Ao retirar terra de um terreno da Rua Florinda Fink, no bairro Cerâmica, em Erechim, Doglas Pavan estranhou o enorme buraco surgido. Até então, o empresário não imaginava estar sobre um túnel escavado por mamíferos gigantes há milhares de anos.
De acordo com pesquisadores, o Rio Grande do Sul é o Estado do Brasil que mais contabiliza esses labirintos subterrâneos - seria também a principal região do mundo. São mais de mil. Confirmado em outubro, o caso de Erechim é o mais recente, mas já há outros em estudo. Em um trecho das obras de duplicação da BR-116, entre Guaíba e Pelotas, suspeita-se que existam mais de cem paleotocas. Em 20 escavações - das 40 que deverão ser feitas nas margens da rodovia -, foram encontrados 85 túneis, conforme relata o geólogo Heinrich Frank. Sete devem ser pesquisados ainda este ano.
Referência no estudo desses labirintos que serviam de abrigos subterrâneos para animais pré-históricos, como tatus e preguiças gigantes, o professor da Universidade Federal do Rio Grande do Sul (UFRGS) também foi chamado à cidade do norte do Estado.
Túneis são obra de animais como a preguiça-gigante, que viveu cerca de 20 mil anos atrás (Projeto Paleotocas/Divulgação)

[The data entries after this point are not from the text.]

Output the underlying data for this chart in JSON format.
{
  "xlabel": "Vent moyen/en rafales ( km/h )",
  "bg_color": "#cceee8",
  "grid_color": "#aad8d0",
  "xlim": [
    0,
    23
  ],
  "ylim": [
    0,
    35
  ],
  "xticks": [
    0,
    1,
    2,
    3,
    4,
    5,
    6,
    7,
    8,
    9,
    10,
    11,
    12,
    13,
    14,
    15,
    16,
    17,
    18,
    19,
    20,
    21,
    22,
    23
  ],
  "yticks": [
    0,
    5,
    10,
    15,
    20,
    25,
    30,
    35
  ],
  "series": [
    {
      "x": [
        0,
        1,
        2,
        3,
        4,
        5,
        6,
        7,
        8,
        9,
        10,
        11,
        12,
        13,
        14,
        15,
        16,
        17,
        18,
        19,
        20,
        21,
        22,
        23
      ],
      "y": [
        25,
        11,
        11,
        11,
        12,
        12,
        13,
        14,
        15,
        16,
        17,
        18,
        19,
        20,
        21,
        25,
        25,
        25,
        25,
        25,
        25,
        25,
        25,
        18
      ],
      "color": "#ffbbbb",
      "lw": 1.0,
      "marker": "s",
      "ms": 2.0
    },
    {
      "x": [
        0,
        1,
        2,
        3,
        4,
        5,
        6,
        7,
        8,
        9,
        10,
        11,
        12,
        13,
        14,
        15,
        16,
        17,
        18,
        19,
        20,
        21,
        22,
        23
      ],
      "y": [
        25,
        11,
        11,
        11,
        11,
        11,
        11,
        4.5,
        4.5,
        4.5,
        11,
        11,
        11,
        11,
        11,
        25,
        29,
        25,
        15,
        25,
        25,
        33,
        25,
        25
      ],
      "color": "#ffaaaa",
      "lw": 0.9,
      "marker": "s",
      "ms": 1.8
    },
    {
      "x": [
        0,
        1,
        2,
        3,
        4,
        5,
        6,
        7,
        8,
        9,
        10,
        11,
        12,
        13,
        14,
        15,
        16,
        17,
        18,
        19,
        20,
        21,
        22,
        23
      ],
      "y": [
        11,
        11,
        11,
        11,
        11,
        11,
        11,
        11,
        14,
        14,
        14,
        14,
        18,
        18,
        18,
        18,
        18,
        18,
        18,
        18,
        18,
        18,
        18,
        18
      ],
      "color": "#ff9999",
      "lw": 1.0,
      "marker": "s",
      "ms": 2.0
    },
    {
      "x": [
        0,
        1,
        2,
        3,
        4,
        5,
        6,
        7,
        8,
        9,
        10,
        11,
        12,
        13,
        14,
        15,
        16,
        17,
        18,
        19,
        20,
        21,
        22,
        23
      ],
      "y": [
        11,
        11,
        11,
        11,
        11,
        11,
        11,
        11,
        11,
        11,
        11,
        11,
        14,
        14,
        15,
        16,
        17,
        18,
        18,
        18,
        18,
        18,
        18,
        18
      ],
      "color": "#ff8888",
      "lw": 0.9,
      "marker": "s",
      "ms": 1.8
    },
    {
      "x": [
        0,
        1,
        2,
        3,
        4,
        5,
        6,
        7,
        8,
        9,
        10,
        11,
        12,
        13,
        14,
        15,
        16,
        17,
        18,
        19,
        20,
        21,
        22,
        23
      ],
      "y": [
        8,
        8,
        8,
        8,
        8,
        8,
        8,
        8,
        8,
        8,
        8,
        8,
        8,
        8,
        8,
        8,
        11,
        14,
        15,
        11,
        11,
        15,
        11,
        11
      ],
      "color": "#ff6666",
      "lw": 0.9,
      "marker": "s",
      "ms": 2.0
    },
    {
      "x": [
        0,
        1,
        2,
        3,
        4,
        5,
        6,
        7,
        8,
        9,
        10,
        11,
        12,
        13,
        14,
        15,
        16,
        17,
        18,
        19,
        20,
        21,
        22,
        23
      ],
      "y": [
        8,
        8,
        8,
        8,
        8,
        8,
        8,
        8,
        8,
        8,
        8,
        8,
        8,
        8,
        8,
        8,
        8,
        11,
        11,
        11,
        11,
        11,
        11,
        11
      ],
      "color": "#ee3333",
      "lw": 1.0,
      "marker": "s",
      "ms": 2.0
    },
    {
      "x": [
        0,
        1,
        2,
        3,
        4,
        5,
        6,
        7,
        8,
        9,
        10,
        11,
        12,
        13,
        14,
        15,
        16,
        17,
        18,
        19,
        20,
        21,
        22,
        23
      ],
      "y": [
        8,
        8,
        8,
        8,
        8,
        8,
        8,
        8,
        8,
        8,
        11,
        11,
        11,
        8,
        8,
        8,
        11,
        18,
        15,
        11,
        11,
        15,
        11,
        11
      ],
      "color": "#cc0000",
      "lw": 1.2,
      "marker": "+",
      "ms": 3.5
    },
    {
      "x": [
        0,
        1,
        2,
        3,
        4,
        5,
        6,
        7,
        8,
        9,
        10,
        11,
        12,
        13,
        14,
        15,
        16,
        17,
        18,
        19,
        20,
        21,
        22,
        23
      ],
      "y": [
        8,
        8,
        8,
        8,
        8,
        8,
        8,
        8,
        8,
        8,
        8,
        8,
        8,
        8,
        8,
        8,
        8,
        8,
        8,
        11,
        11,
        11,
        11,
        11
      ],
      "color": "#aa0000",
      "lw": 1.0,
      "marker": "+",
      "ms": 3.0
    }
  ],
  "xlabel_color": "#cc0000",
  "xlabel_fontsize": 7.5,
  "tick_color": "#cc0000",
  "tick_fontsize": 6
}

- É uma das maiores já feitas, provavelmente somava cem metros de túneis - observa Frank.
O pesquisador explica que a maioria das paleotocas encontradas está completamente preenchida, pois não resistiu às interferências do tempo e da água.
- Os estudos sobre o assunto são muito recentes, e quanto mais túneis, mais poderemos saber do tema, que ainda tem muitos mistérios - esclarece Frank.
Um desses mistérios diz respeito à razão de se encontrar tantos labirintos pré-históricos no Rio Grande do Sul, já que os tatus e preguiças habitaram todo o continente. Os pesquisadores ainda não conseguiram apontar um motivo.
Pesquisadores encontraram marcas de garras, provavelmente de preguiça-gigante (Projeto Paleotocas/Divulgação)
Para se ter uma ideia, no Brasil, já foram localizadas paleotocas em Estados como São Paulo e Paraná, mas menos de 10 em cada um deles. Em Santa Catarina, há o registro de cerca de cem. Na Argentina, no Chile e na Bolívia também há possíveis registros, mas os estudos, de forma geral, ainda são muito recentes.
Em Erechim, o dono do terreno onde está a mais recente descoberta no Rio Grande do Sul garante que vai manter preservado o túnel, mesmo construindo uma casa de três andares ao lado dela. Pavan pretende instalar uma porta na entrada, para barrar invasores ou aventureiros.
- Eu não fazia ideia do que era (o túnel localizado). Até pensei que fosse um córrego, mas não tinha água. Até que uma vizinha começou a pesquisar e descobriu que poderia ser uma paleotoca - lembra o empresário.
E se você encontrar um túnel?
- Entrar em uma paleotoca, dependendo do caso, pode ser perigoso e até fatal. Segundo os pesquisadores, pode ocorrer asfixia, inalação de substâncias tóxicas, além do risco de soterramento. Portanto, nunca se deve entrar em uma paleotoca sozinho ou sem equipamentos de segurança. Se você encontrar algum túnel que possa ser uma paleotoca, contate os pesquisadores da Universidade Federal do Rio Grande do Sul , pelo e-mail paleotocas@gmail.com
É permitido construir sobre uma toca dessas?
- Muitos proprietários de áreas com paleotocas temem que a descoberta implique tombamento, desapropriação ou interdição da área, mas isso não acontece. Conforme a legislação de proteção ao patrimônio paleontológico e arqueológico, as tocas se constituem em sítios paleontológicos que devem, na medida do possível, ser preservados, mas os terrenos podem ser vendidos e sofrer interferências.